3 / Au sud de la Combe de Lancey le véritable accident médian (c'est-à-dire le contact entre rameau externe et rameau interne) retrouve un tracé simple se résumant à une faille unique, mais son orientation s'infléchit pour y devenir N25° aux abords de Chamrousse puis presque N-S à partir du Luitel jusqu'au sud de Séchilienne (et au-delà, en Matheysine). Cette torsion correspond simplement à l'inflexion azimutale de l'arc alpin, qui affecte d'ailleurs aussi, sensiblement sur la transversale de Grenoble, la faille du revers est de Belledonne et les axes de plis de la couverture au niveau de la Matheysine.

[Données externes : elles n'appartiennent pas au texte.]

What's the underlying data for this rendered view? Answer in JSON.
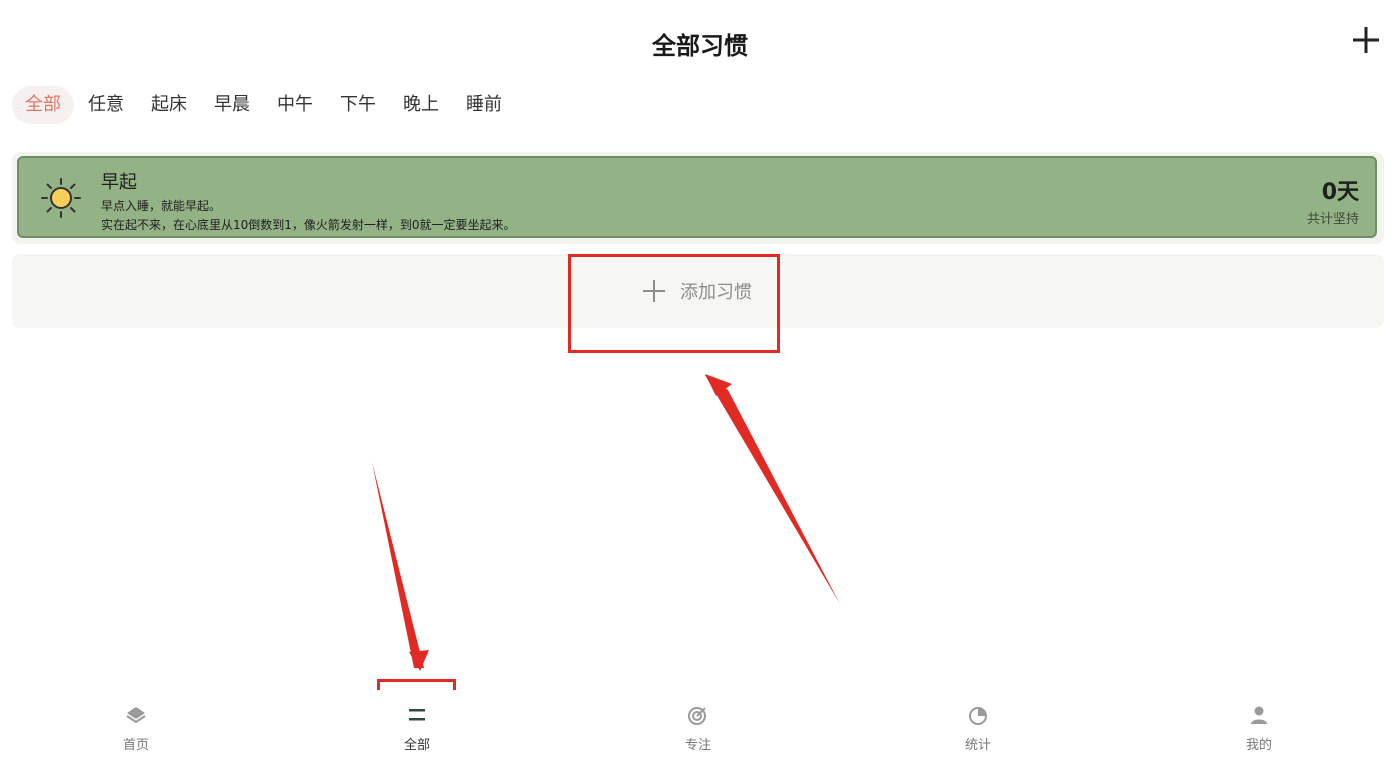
{
  "header": {
    "title": "全部习惯",
    "add_icon": "plus-icon"
  },
  "tabs": [
    {
      "label": "全部",
      "active": true
    },
    {
      "label": "任意",
      "active": false
    },
    {
      "label": "起床",
      "active": false
    },
    {
      "label": "早晨",
      "active": false
    },
    {
      "label": "中午",
      "active": false
    },
    {
      "label": "下午",
      "active": false
    },
    {
      "label": "晚上",
      "active": false
    },
    {
      "label": "睡前",
      "active": false
    }
  ],
  "habit": {
    "icon": "sun-icon",
    "name": "早起",
    "desc_line1": "早点入睡，就能早起。",
    "desc_line2": "实在起不来，在心底里从10倒数到1，像火箭发射一样，到0就一定要坐起来。",
    "days": "0天",
    "days_label": "共计坚持",
    "card_color": "#93b285"
  },
  "add_habit": {
    "label": "添加习惯",
    "icon": "plus-icon"
  },
  "nav": [
    {
      "label": "首页",
      "icon": "layers-icon"
    },
    {
      "label": "全部",
      "icon": "list-icon",
      "active": true
    },
    {
      "label": "专注",
      "icon": "target-icon"
    },
    {
      "label": "统计",
      "icon": "pie-chart-icon"
    },
    {
      "label": "我的",
      "icon": "user-icon"
    }
  ],
  "colors": {
    "accent": "#e4746b",
    "annotation": "#e02a23",
    "nav_active": "#2f4a45"
  }
}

Malgré la pauvreté des affleurements tout indique que la faille du Pré de l'Arc se prolonge par contre de façon rectiligne vers le sud-est, en direction de Vizille, c'est-à-dire en biais par rapport à l'accident médian, avec lequel elle ne se confond plus. Elle se partage alors, dans le secteur de Vaulnaveys, en plusieurs branches peu divergentes, toutes de direction N40° à N45°, pour donner le faisceau des failles de Vizille. Or ces dernières cassures sont indubitablement des décrochements dextres, car elles décalent dans ce sens les plis de la couverture sédimentaire.
Les failles de Brié et de Cornage déterminent au travers des collines bordières méridionales la zone déprimée des Combes de Champ, qu'emprunte approximativement la gorge de la Romanche entre Vizille et Jarrie. Elles ne se poursuivent guère au delà du crêt tithonique de la bordure orientale du Vercors. La faille orientale de Vizille semble se poursuivre par contre plus longuement vers le sud-ouest, jusqu'en Vercors où elle se prolongerait, au sud du Mont Aiguille, par la faille de La Queyrie.
On a longtemps considéré que la faille du Pré de l'Arc n'était qu'un élément de l'accident médian de Belledonne, parce qu'elle constitue, entre le col de Merdaret et la Combe de Lancey, la limite entre rameau interne et rameau externe. Mais on voit qu'il s'agit en fait d'un décrochement dextre qui a réactivé l'accident médian au nord de Lancey et de sa portion tordue par l'inflexion grenobloise de l'arc alpin. Peut-être le jeu de cette faille prolonge-t-il vers le sud le mouvement décrochant qui se manifeste plus au nord (notamment au Collet d'Allevard) le long de l'accident médian septentrional, mouvement qui ne pouvait plus s'engager dans l'accident médian au sud de Lancey, du fait de l'orientation devenue inadéquate de ce dernier.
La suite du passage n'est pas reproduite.